Kicking up dust 

Egan digs into small-town America and emerges with national award

Without grass, the dust storms took over.
  • Without grass, the dust storms took over.

"The earth got its revenge," says Timothy Egan, summing up the 1930s Dust Bowl disaster, the topic of his book The Worst Hard Time. It is a conclusion that took years for him to reach.

The Pulitzer Prize-winning New York Times reporter had been working on a series about the collapse of small-town America. He was traveling in the western Great Plains, seeing town after town that was losing its school, its bank, its Main Street. Since the Depression and the subsequent weakening of the farming industry, the towns had basically been losing their reasons to exist.

While those he met recognized the difficulties facing them, Egan was surprised by what he heard. People would say to him, "This is really sad, but it's nothing like what happened during the 1930s."

He would ask, "What do you mean?"

"Well, the Dust Bowl."

Egan was confused: "Didn't everyone leave? Wasn't that like the Steinbeck thing? Didn't everyone just go to California?"

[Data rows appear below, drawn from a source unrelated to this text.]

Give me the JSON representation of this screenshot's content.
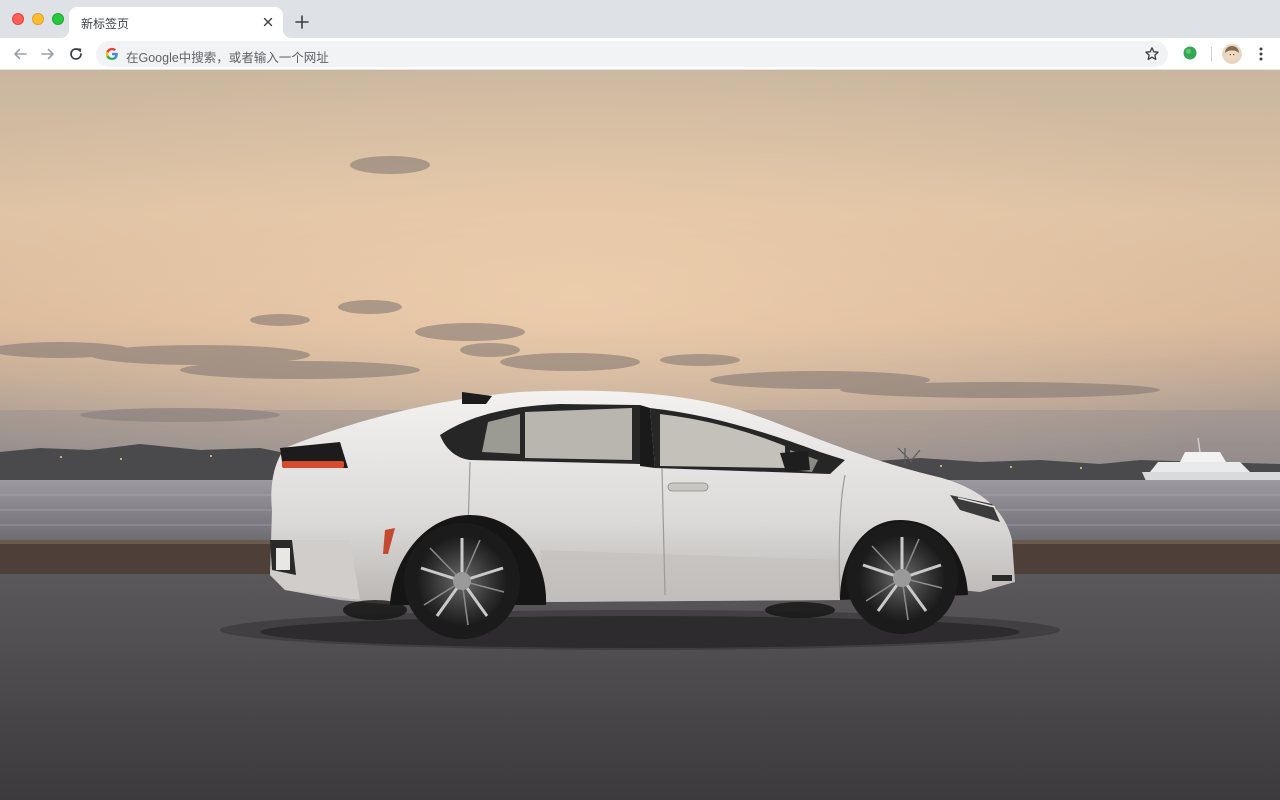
{
  "window": {
    "traffic_lights": [
      "close",
      "minimize",
      "maximize"
    ]
  },
  "tab": {
    "title": "新标签页"
  },
  "omnibox": {
    "placeholder": "在Google中搜索，或者输入一个网址"
  },
  "toolbar": {
    "back_icon": "arrow-left-icon",
    "forward_icon": "arrow-right-icon",
    "reload_icon": "reload-icon",
    "bookmark_icon": "star-icon",
    "extension_icon": "extension-icon",
    "profile_icon": "avatar",
    "menu_icon": "kebab-menu-icon"
  },
  "background": {
    "subject": "car-photo"
  },
  "colors": {
    "tabstrip": "#dee1e6",
    "omnibox": "#f1f3f4",
    "extension_green": "#34a853"
  }
}
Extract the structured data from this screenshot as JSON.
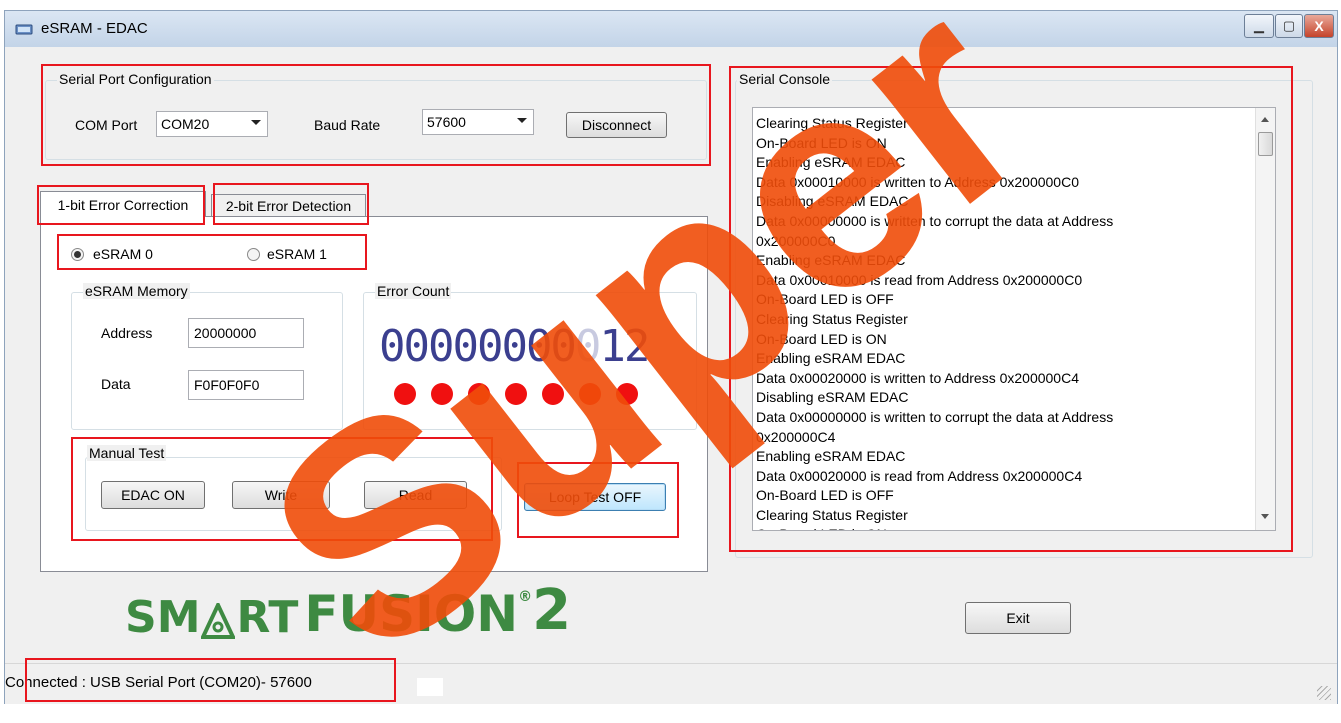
{
  "window": {
    "title": "eSRAM - EDAC",
    "minimize_glyph": "▁",
    "maximize_glyph": "▢",
    "close_glyph": "X"
  },
  "serial_config": {
    "group_label": "Serial Port Configuration",
    "com_port_label": "COM Port",
    "com_port_value": "COM20",
    "baud_rate_label": "Baud Rate",
    "baud_rate_value": "57600",
    "disconnect_label": "Disconnect"
  },
  "tabs": [
    {
      "label": "1-bit Error Correction"
    },
    {
      "label": "2-bit Error Detection"
    }
  ],
  "esram_select": [
    {
      "label": "eSRAM 0",
      "checked": true
    },
    {
      "label": "eSRAM 1",
      "checked": false
    }
  ],
  "memory": {
    "group_label": "eSRAM Memory",
    "address_label": "Address",
    "address_value": "20000000",
    "data_label": "Data",
    "data_value": "F0F0F0F0"
  },
  "error_count": {
    "group_label": "Error Count",
    "leading": "00000000",
    "dim_digit": "0",
    "value_digits": "12",
    "led_count": 7,
    "led_color": "#f01010"
  },
  "manual_test": {
    "group_label": "Manual Test",
    "edac_label": "EDAC ON",
    "write_label": "Write",
    "read_label": "Read"
  },
  "loop_test_label": "Loop Test OFF",
  "console": {
    "group_label": "Serial Console",
    "lines": [
      "Clearing Status Register",
      "On-Board LED is ON",
      "Enabling eSRAM EDAC",
      "Data 0x00010000 is written to Address 0x200000C0",
      "Disabling eSRAM EDAC",
      "Data 0x00000000 is written to corrupt the data at Address",
      "0x200000C0",
      "Enabling eSRAM EDAC",
      "Data 0x00010000 is read from Address 0x200000C0",
      "On-Board LED is OFF",
      "Clearing Status Register",
      "On-Board LED is ON",
      "Enabling eSRAM EDAC",
      "Data 0x00020000 is written to Address 0x200000C4",
      "Disabling eSRAM EDAC",
      "Data 0x00000000 is written to corrupt the data at Address",
      "0x200000C4",
      "Enabling eSRAM EDAC",
      "Data 0x00020000 is read from Address 0x200000C4",
      "On-Board LED is OFF",
      "Clearing Status Register",
      "On-Board LED is ON"
    ]
  },
  "logo": {
    "part1": "SM",
    "part2": "RT",
    "part3": "FUSION",
    "reg": "®",
    "number": "2",
    "color": "#3e8a42"
  },
  "exit_label": "Exit",
  "status_text": "Connected : USB Serial Port (COM20)- 57600",
  "watermark_text": "Super",
  "colors": {
    "highlight_red": "#e8161e",
    "digit_color": "#3b3f8f",
    "watermark": "#f04d0a"
  }
}
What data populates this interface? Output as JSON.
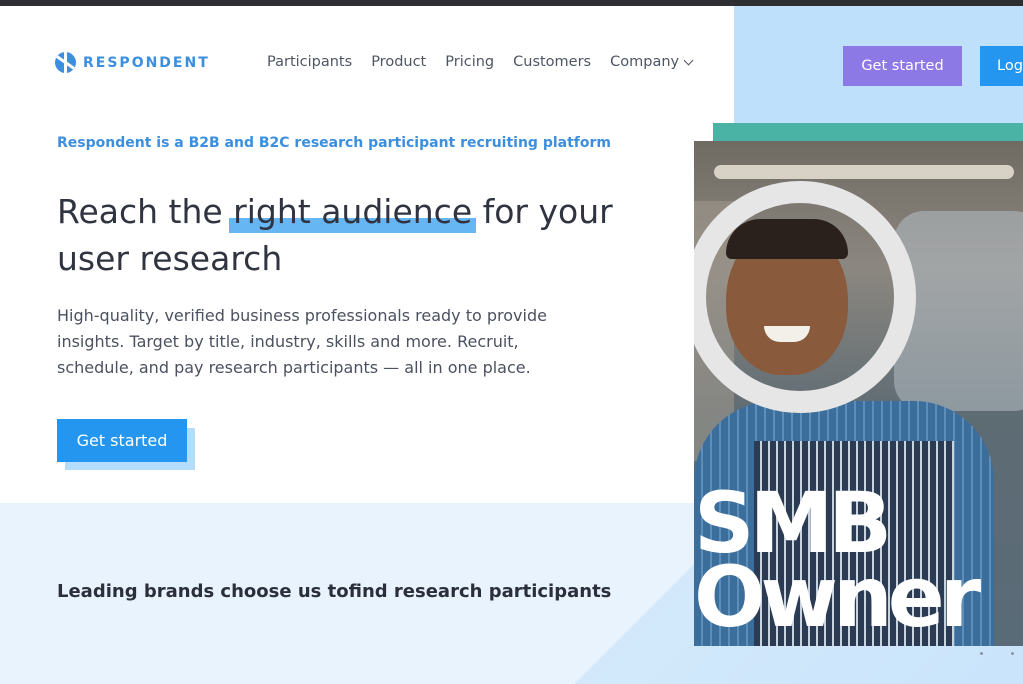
{
  "header": {
    "logo_text": "RESPONDENT",
    "nav": [
      "Participants",
      "Product",
      "Pricing",
      "Customers",
      "Company"
    ],
    "get_started_label": "Get started",
    "login_label": "Log"
  },
  "hero": {
    "eyebrow": "Respondent is a B2B and B2C research participant recruiting platform",
    "headline_before": "Reach the ",
    "headline_highlight": "right audience",
    "headline_after": " for your user research",
    "subtext": "High-quality, verified business professionals ready to provide insights. Target by title, industry, skills and more. Recruit, schedule, and pay research participants — all in one place.",
    "cta_label": "Get started"
  },
  "brands": {
    "text_before": "Leading brands choose us to",
    "text_highlight": "find research participants"
  },
  "photo_card": {
    "line1": "SMB",
    "line2": "Owner"
  },
  "colors": {
    "accent_blue": "#2596f0",
    "purple_button": "#8c79e6",
    "teal": "#4bb3a5",
    "highlight_blue": "#66b6f4",
    "highlight_purple": "#c175c4"
  }
}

At some point, he says, a light went off in his head. He checked some figures and found an overlooked historical fact that most of the people in the five states that made up the center of the Dust Bowl didn't go anywhere.

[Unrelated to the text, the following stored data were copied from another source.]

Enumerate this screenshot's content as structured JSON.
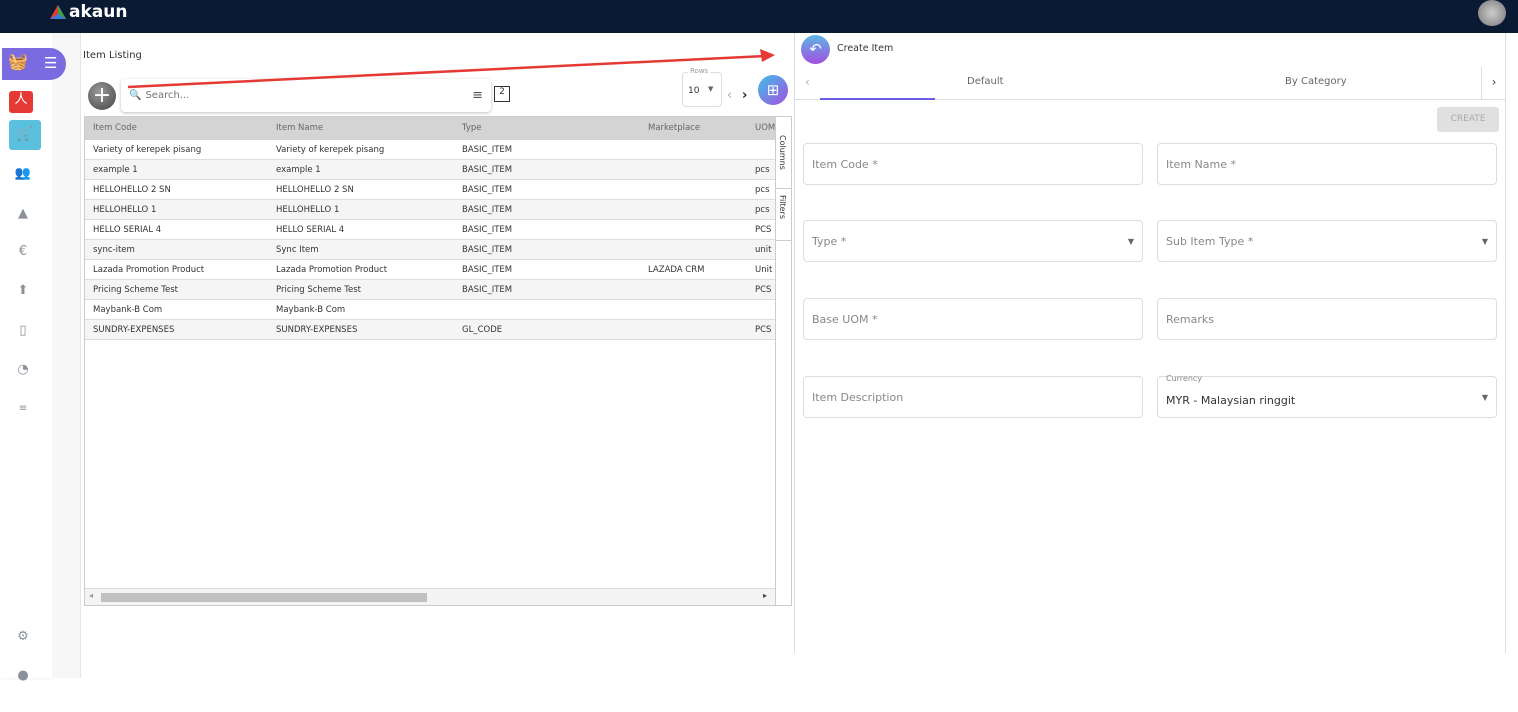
{
  "app": {
    "name": "akaun"
  },
  "left": {
    "title": "Item Listing",
    "search_placeholder": "Search...",
    "rows_label": "Rows",
    "rows_value": "10",
    "columns": [
      "Item Code",
      "Item Name",
      "Type",
      "Marketplace",
      "UOM"
    ],
    "rows": [
      [
        "Variety of kerepek pisang",
        "Variety of kerepek pisang",
        "BASIC_ITEM",
        "",
        ""
      ],
      [
        "example 1",
        "example 1",
        "BASIC_ITEM",
        "",
        "pcs"
      ],
      [
        "HELLOHELLO 2 SN",
        "HELLOHELLO 2 SN",
        "BASIC_ITEM",
        "",
        "pcs"
      ],
      [
        "HELLOHELLO 1",
        "HELLOHELLO 1",
        "BASIC_ITEM",
        "",
        "pcs"
      ],
      [
        "HELLO SERIAL 4",
        "HELLO SERIAL 4",
        "BASIC_ITEM",
        "",
        "PCS"
      ],
      [
        "sync-item",
        "Sync Item",
        "BASIC_ITEM",
        "",
        "unit"
      ],
      [
        "Lazada Promotion Product",
        "Lazada Promotion Product",
        "BASIC_ITEM",
        "LAZADA CRM",
        "Unit"
      ],
      [
        "Pricing Scheme Test",
        "Pricing Scheme Test",
        "BASIC_ITEM",
        "",
        "PCS"
      ],
      [
        "Maybank-B Com",
        "Maybank-B Com",
        "",
        "",
        ""
      ],
      [
        "SUNDRY-EXPENSES",
        "SUNDRY-EXPENSES",
        "GL_CODE",
        "",
        "PCS"
      ]
    ],
    "side_columns": "Columns",
    "side_filters": "Filters"
  },
  "right": {
    "title": "Create Item",
    "tabs": [
      "Default",
      "By Category"
    ],
    "create_label": "CREATE",
    "fields": {
      "item_code": "Item Code *",
      "item_name": "Item Name *",
      "type": "Type *",
      "sub_item_type": "Sub Item Type *",
      "base_uom": "Base UOM *",
      "remarks": "Remarks",
      "item_description": "Item Description",
      "currency_label": "Currency",
      "currency_value": "MYR - Malaysian ringgit"
    }
  },
  "colors": {
    "topbar": "#0b1a33",
    "accent": "#7b6be0",
    "annotation": "#e53935"
  }
}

"It was the largest movement of Americans from a 'natural disaster' though I think the Dust Bowl was man-caused up until Hurricane Katrina," Egan says. "But 2 million of them, two-thirds of them, stayed put."

Egan realized that there was a great sense of urgency to this story, because it needed to be captured before all the people who lived through it faded away.

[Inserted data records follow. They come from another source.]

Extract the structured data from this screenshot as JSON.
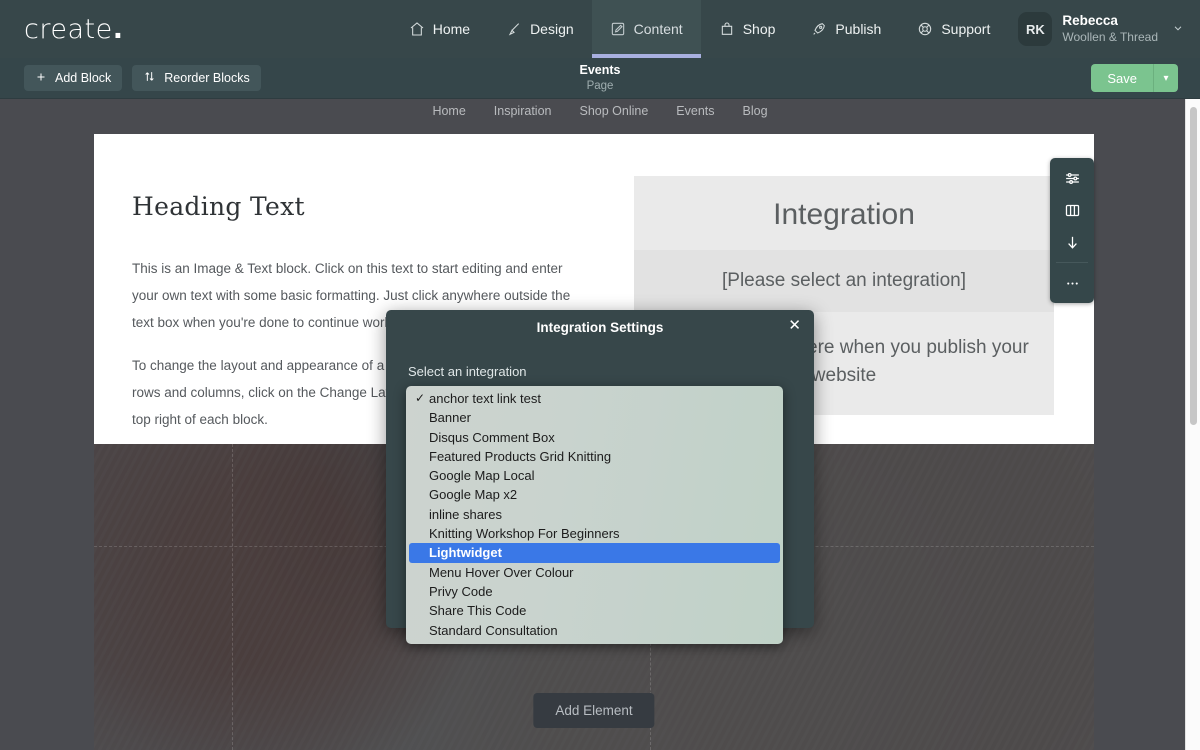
{
  "topnav": {
    "logo": "create",
    "logo_dot": ".",
    "items": [
      {
        "label": "Home",
        "icon": "home-icon",
        "active": false
      },
      {
        "label": "Design",
        "icon": "brush-icon",
        "active": false
      },
      {
        "label": "Content",
        "icon": "edit-square-icon",
        "active": true
      },
      {
        "label": "Shop",
        "icon": "bag-icon",
        "active": false
      },
      {
        "label": "Publish",
        "icon": "rocket-icon",
        "active": false
      },
      {
        "label": "Support",
        "icon": "lifebuoy-icon",
        "active": false
      }
    ],
    "user": {
      "initials": "RK",
      "name": "Rebecca",
      "org": "Woollen & Thread",
      "chevron": "⌄"
    }
  },
  "subbar": {
    "add_block": "Add Block",
    "add_block_icon": "plus-icon",
    "reorder_blocks": "Reorder Blocks",
    "reorder_icon": "sort-arrows-icon",
    "page_title": "Events",
    "page_type": "Page",
    "save_label": "Save",
    "save_caret": "▾"
  },
  "site_nav": {
    "items": [
      "Home",
      "Inspiration",
      "Shop Online",
      "Events",
      "Blog"
    ]
  },
  "canvas": {
    "heading": "Heading Text",
    "paragraph1": "This is an Image & Text block. Click on this text to start editing and enter your own text with some basic formatting. Just click anywhere outside the text box when you're done to continue working on the rest of your page.",
    "paragraph2": "To change the layout and appearance of a block, including the number of rows and columns, click on the Change Layout button in the toolbar at the top right of each block.",
    "integration_title": "Integration",
    "integration_placeholder": "[Please select an integration]",
    "integration_note": "This will appear here when you publish your website",
    "add_element": "Add Element"
  },
  "block_toolbar": {
    "buttons": [
      {
        "name": "block-settings-icon",
        "title": "Block Settings"
      },
      {
        "name": "change-layout-icon",
        "title": "Change Layout"
      },
      {
        "name": "move-down-icon",
        "title": "Move Down"
      },
      {
        "name": "more-options-icon",
        "title": "More"
      }
    ]
  },
  "modal": {
    "title": "Integration Settings",
    "close_icon": "close-icon",
    "close_glyph": "✕",
    "select_label": "Select an integration"
  },
  "dropdown": {
    "selected": "Lightwidget",
    "checked": "anchor text link test",
    "options": [
      "anchor text link test",
      "Banner",
      "Disqus Comment Box",
      "Featured Products Grid Knitting",
      "Google Map Local",
      "Google Map x2",
      "inline shares",
      "Knitting Workshop For Beginners",
      "Lightwidget",
      "Menu Hover Over Colour",
      "Privy Code",
      "Share This Code",
      "Standard Consultation"
    ]
  },
  "colors": {
    "nav_bg": "#37474a",
    "subbar_bg": "#35464a",
    "accent_green": "#7bc48f",
    "active_underline": "#a9b0e0",
    "selection_blue": "#3a78e7",
    "canvas_bg": "#ffffff",
    "preview_bg": "#4a4b50"
  }
}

And so his journey to tell another tale of the Dust Bowl began. It turned into a story of what happens when people pushed by their government abuse the land and destroy an entire ecosystem; in this case, the grasslands of the Great Plains.

Egan says he tried to write the book as a fable of what happens when we let hubris, human dominance and greed get the most of us.

"Whether we've learned from it, I don't know," he says.

Pikes Peak Library District leaders seem to hope we can learn from it or at least talk about it. They've selected his 2006 National Book Award winner, along with John Steinbeck's The Grapes of Wrath, as All Pikes Peak Reads books for 2008. (The program is rounded out with two teen and two children's titles.)

Dee Vazquez, community relations and development officer for the PPLD, says they had wanted to choose a Steinbeck novel for a while and, aside from the Dust Bowl connections of the two, were drawn to the "man-made ecological disaster idea" and the pertinence and timeliness of Egan's book.

How does Egan feel about The Worst Hard Time being placed aside The Grapes of Wrath? He says he's honored and humbled, but that what's intriguing to him about the picks is that they're two completely different versions of one story. Steinbeck basically spends a chapter in the Dust Bowl and then heads to California, where his characters encounter new hardships working in fields.

"Mine is sort of the opposite end of it," Egan says. "It's folks persevering, trying to get through."